V2.0: Introducing STG (Spatiotemporal Skip Guidance for Enhanced Video Diffusion Sampling).
GUI includes two new nodes in blue:
STG settings, showing CFG, Scale and Rescale. Plus a switch to change between two layers of the model to be skipped (8 or 14 (default), chose "true" for layer 14 or "false" for layer 8)
I copied a note in the workflow with further info and usable values/limits. Feel free to experiment. In my testing, I kept the values within STG settings as default and just used the switch.
Node "Modify LTX Model" will change the model within a session, if you switch to another worklfow, make sure to hit "Free model and node cache" in comfyui to avoid interferences.
V1.0: ComfyUI Workflow: LTX IMAGE-to-TEXT-to-VIDEO Using Florence2 Caption
This workflow transforms the input images into a prompt (Florence2 for captioning) and uses the LTX Text to Video model for video generation (Image -> Prompt -> Video)
Description
included a png file for easy drag and drop and added "steps" parameter to gui
FAQ
Comments (9)
Thank you, but i am stuck, IT question: I get alot undefined nodes in ComfyUi: When loading the graph, the following node types were not found:
DownloadAndLoadFlorence2Model
Florence2Run
Float
JWInteger
ttN seed
KepStringLiteral
The manager dont help..any thoughts?

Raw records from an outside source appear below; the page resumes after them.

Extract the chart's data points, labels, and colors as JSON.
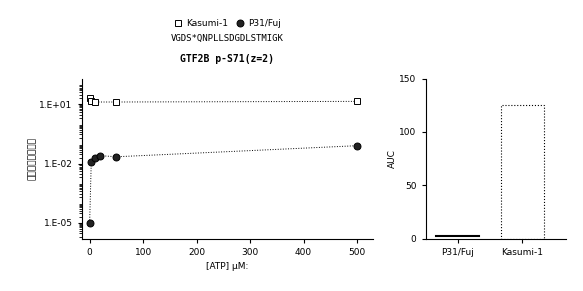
{
  "left_title1": "VGDS*QNPLLSDGDLSTMIGK",
  "left_title2": "GTF2B p-S71(z=2)",
  "xlabel": "[ATP] μM:",
  "ylabel": "標準化された活性",
  "kasumi1_x": [
    0,
    3,
    10,
    50,
    500
  ],
  "kasumi1_y": [
    20,
    15,
    13,
    13,
    14
  ],
  "p31_x": [
    0,
    3,
    10,
    20,
    50,
    500
  ],
  "p31_y": [
    1e-05,
    0.012,
    0.02,
    0.025,
    0.022,
    0.08
  ],
  "ytick_labels": [
    "1.E-05",
    "1.E-02",
    "1.E+01"
  ],
  "xlim": [
    -15,
    530
  ],
  "xticks": [
    0,
    100,
    200,
    300,
    400,
    500
  ],
  "bar_categories": [
    "P31/Fuj",
    "Kasumi-1"
  ],
  "bar_values": [
    0,
    125
  ],
  "auc_ylabel": "AUC",
  "auc_ylim": [
    0,
    150
  ],
  "auc_yticks": [
    0,
    50,
    100,
    150
  ],
  "legend_kasumi": "Kasumi-1",
  "legend_p31": "P31/Fuj",
  "font_size": 6.5,
  "title_font_size": 6.5
}
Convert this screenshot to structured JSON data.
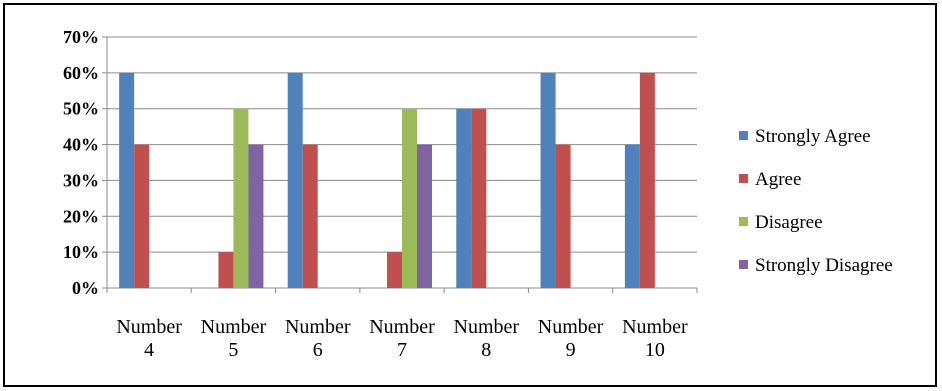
{
  "chart_data": {
    "type": "bar",
    "title": "",
    "xlabel": "",
    "ylabel": "",
    "categories": [
      [
        "Number",
        "4"
      ],
      [
        "Number",
        "5"
      ],
      [
        "Number",
        "6"
      ],
      [
        "Number",
        "7"
      ],
      [
        "Number",
        "8"
      ],
      [
        "Number",
        "9"
      ],
      [
        "Number",
        "10"
      ]
    ],
    "series": [
      {
        "name": "Strongly Agree",
        "color": "#4F81BD",
        "values": [
          60,
          0,
          60,
          0,
          50,
          60,
          40
        ]
      },
      {
        "name": "Agree",
        "color": "#C0504D",
        "values": [
          40,
          10,
          40,
          10,
          50,
          40,
          60
        ]
      },
      {
        "name": "Disagree",
        "color": "#9BBB59",
        "values": [
          0,
          50,
          0,
          50,
          0,
          0,
          0
        ]
      },
      {
        "name": "Strongly Disagree",
        "color": "#8064A2",
        "values": [
          0,
          40,
          0,
          40,
          0,
          0,
          0
        ]
      }
    ],
    "ylim": [
      0,
      70
    ],
    "yticks": [
      "0%",
      "10%",
      "20%",
      "30%",
      "40%",
      "50%",
      "60%",
      "70%"
    ],
    "grid": true,
    "legend": "right"
  }
}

What to do when things are undefined?
Usually it helps to „Update All „, restart, then „Install missing nodes“, both in Comfyui Manager
@tremolo28 All up to date, missing customs nodes are still empty, anyways I wont bother you with this, thanks.
@Samsura same man
@loneillustrator. If "update all" and "install missing nodes" did not help, maybe check if you are on the right Chanel (Manager:Channel: default, is what I use). Other than that I can not realy support with comfyui related issues. I am kind of a comfyui noob myself ;)
how do you get it to pan in so slowly? I put slow pan and fast pan in the negative and it's still goes psycho on a very simple prompt
I just drag/drop a picture in the worklfow, the rest is done by the model/setup. Maybe try different seeds.
there seem to be different things which trigger movement : 1. seed : it seems to have the impact that, if lower , then slower (movement), or less movement.
2. max and min shift
3. cfg
4. frame_rate in conditionint (would'nt prefer that)
Ltx does not understand the word pan, nor scroll, nor follow, nor many other keywords. The camera follows the subject of the prompt(whatever is most detailed). Camera movement is nearly impossible to control beyond point at subject. Crop of your image can impact it but not enough to be reliable.